NPC may tap gov’t subsidy for funding support—DBM


State-run National Power Corp. (NPC) may tap its subsidy allotments from the national government to fund its operation requirements next year, the Department of Budget and Management (DBM) said.

Budget Secretary Amenah F. Pangandaman said Friday, Oct. 21, that the subsidy portion in the corporate operating budget of the NPC was raised by 33 percent from P3.8 billion to P5.07 billion in 2023.

On top of that, the 2023 national expenditure program (NEP) also authorized the NPC to use its prior years’ subsidy to fund its additional activities or projects, but subject to the DBM approval, Pangandaman said.

“The DBM has been in close coordination with the NPC to address concerns regarding funding allocation for various projects,” Pangandaman said after the state-owned firm warned of power outages in its “missionary areas” due to budget cuts.

NPC earlier said it suffered a P12.537 billion budget cut under the 2023 NEP, which is the proposed national budget for next year.
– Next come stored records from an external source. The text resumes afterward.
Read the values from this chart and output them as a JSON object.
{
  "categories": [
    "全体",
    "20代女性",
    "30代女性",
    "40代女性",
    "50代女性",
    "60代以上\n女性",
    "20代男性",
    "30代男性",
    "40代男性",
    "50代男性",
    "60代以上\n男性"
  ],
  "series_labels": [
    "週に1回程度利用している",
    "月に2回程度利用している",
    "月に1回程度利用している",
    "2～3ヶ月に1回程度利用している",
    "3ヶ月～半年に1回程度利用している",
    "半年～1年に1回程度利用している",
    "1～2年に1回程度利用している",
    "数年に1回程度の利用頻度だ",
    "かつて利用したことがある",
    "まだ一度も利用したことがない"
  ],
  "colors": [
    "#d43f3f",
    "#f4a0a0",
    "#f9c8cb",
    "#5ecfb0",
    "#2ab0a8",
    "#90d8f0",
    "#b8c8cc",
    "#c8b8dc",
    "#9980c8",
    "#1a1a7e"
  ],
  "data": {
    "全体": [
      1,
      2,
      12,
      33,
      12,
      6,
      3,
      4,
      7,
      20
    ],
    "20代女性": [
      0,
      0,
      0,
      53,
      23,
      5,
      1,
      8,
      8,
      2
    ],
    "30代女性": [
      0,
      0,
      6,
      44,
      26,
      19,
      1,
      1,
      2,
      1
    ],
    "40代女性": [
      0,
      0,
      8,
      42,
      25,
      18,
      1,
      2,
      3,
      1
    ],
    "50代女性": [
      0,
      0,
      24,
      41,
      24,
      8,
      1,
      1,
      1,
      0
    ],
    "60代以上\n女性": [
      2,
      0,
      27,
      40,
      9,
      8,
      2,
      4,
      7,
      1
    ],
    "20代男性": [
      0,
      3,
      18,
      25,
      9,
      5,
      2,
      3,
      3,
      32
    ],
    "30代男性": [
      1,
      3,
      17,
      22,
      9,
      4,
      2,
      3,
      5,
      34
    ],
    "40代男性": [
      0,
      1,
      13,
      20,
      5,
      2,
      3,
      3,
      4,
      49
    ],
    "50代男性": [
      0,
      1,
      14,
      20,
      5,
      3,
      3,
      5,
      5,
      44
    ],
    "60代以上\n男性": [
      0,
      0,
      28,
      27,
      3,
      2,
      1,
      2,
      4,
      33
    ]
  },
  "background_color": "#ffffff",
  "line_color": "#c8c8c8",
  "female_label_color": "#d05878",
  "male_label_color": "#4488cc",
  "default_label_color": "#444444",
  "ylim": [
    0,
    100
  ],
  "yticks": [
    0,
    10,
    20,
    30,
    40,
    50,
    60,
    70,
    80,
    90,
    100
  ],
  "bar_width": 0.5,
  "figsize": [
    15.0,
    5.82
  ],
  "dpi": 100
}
Pangandaman, however, clarified that NPC concerns will be addressed by the DBM.

“In fact, DBM and NPC held a meeting earlier this month to discuss possible solutions and ways moving forward,” the budget chief said.

Pangandaman added that the DBM approved the release of a special allotment release order and corresponding cash requirements amounting to P2.9 billion to cover the subsidy to New Power Providers/Qualified Third Party.

The DBM likewise issued P1.02 billion for the fuel requirements for Small Power Utilities Group (SPUG) power plants and barges, she added.

Earlier, Jenalyn Aurea Tinonas, NPC department manager for financial planning and budget said the government-owned firm submitted an original budget proposal of P44.749 billion for 2023, but the DBM slashed this by about 30 percent to P32.212 billion.

Tinonas said the budget reduction would affect about 278 diesel plants.

She added that the DBM recommended level would not be enough to cover NPC’s full-year operation requirements for SPUG plants and barges and its new power providers and qualified third-party subsidy requirements.